Türkiye’nin Bölgesel Misyonu ve Stratejik Vizyonu
Son dönemde başta Suriye olmak üzere bölgemizde yaşanan gelişmeler, Türkiye’nin sadece coğrafi sınırlarından ibaret olmadığını bir kez daha gözler önüne sermektedir. Türkiye’nin, tarih ve millet bilinciyle hareket eden bir ülke olarak, ufkunu 782 bin kilometrekarelik yüzölçümüyle sınırlı tutamayacağı vurgulanıyor.

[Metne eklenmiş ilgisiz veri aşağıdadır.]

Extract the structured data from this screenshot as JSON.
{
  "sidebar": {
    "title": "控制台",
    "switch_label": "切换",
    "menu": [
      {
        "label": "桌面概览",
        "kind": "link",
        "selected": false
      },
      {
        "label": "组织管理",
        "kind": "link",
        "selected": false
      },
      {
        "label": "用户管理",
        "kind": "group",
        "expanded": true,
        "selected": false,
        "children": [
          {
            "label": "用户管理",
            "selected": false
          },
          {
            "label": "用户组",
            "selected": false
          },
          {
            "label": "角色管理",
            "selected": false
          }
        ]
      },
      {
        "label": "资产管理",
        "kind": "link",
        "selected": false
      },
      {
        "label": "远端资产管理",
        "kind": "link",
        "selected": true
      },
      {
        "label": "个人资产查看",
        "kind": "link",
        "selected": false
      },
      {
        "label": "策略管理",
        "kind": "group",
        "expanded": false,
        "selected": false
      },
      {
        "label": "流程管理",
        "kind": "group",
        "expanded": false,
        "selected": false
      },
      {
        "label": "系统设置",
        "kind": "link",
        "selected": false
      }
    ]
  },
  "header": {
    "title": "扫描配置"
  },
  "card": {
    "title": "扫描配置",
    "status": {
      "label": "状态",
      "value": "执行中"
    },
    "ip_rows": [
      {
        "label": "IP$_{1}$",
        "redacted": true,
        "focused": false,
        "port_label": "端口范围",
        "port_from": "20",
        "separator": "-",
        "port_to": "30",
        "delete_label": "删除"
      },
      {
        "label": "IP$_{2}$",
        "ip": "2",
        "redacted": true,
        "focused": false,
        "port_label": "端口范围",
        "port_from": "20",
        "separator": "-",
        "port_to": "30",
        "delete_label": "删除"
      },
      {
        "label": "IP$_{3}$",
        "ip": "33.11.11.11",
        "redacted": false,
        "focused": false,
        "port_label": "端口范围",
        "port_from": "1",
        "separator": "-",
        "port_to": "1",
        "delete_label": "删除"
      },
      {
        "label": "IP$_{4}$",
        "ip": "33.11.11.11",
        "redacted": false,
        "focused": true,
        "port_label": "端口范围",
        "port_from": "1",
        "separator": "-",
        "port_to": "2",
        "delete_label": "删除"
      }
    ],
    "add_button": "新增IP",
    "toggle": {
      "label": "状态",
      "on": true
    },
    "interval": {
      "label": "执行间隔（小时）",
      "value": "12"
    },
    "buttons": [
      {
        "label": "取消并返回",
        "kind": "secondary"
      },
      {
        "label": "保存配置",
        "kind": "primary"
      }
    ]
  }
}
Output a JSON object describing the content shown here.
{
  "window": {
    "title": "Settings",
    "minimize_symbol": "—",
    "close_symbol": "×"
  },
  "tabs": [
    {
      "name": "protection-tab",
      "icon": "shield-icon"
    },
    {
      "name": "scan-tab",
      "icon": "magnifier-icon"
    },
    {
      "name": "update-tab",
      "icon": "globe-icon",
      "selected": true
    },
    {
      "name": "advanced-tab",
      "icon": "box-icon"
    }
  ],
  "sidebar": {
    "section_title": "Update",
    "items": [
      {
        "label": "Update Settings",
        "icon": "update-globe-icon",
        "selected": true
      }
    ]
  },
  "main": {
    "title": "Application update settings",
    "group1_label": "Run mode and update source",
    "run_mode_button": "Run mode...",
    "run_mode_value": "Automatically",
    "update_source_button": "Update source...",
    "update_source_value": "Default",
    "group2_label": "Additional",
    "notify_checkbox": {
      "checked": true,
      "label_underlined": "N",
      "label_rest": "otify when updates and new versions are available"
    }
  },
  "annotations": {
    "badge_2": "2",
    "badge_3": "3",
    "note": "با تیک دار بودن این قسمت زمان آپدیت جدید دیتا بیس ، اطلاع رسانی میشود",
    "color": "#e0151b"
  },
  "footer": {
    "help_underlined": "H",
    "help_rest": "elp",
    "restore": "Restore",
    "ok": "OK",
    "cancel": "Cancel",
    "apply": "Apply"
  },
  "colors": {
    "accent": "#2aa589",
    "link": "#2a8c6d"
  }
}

Cumhurbaşkanı Erdoğan’ın ifade ettiği gibi, Türk milleti tarihin kendisine yüklediği misyonu görerek ve kabul ederek hareket etmek zorundadır. Bu misyon, yalnızca bölgesel değil, küresel ölçekte bir vizyonla hareket etmeyi gerektiriyor. Libya’dan Somali’ye, Suriye’den diğer bölgelere kadar Türkiye’nin aktif dış politikasına yönelik eleştirilerin, bu geniş vizyonu anlamaktan uzak kişilere ait olduğu belirtiliyor.
Son 22 yılda Türkiye’nin yaşadığı büyük değişim ve ilerlemenin, bu politikaların temelini oluşturduğu ve bunun farkında olmayanların olayları anlamakta zorlandığı ifade ediliyor. Türkiye’nin başarılarını takdir edemeyen ve yalnızca eleştirel bir tutum takınan çevrelere yönelik, “Onlarla vakit kaybetmeyeceğiz; biz hedeflerimize odaklanacağız” mesajı dikkat çekiyor.
Bu yaklaşım, Türkiye’nin hem bölgesel hem de küresel ölçekte daha etkin bir aktör olma kararlılığını ortaya koyarken, bu stratejik vizyonun ülkenin geleceği açısından kritik önemde olduğu vurgulanıyor.(GHA)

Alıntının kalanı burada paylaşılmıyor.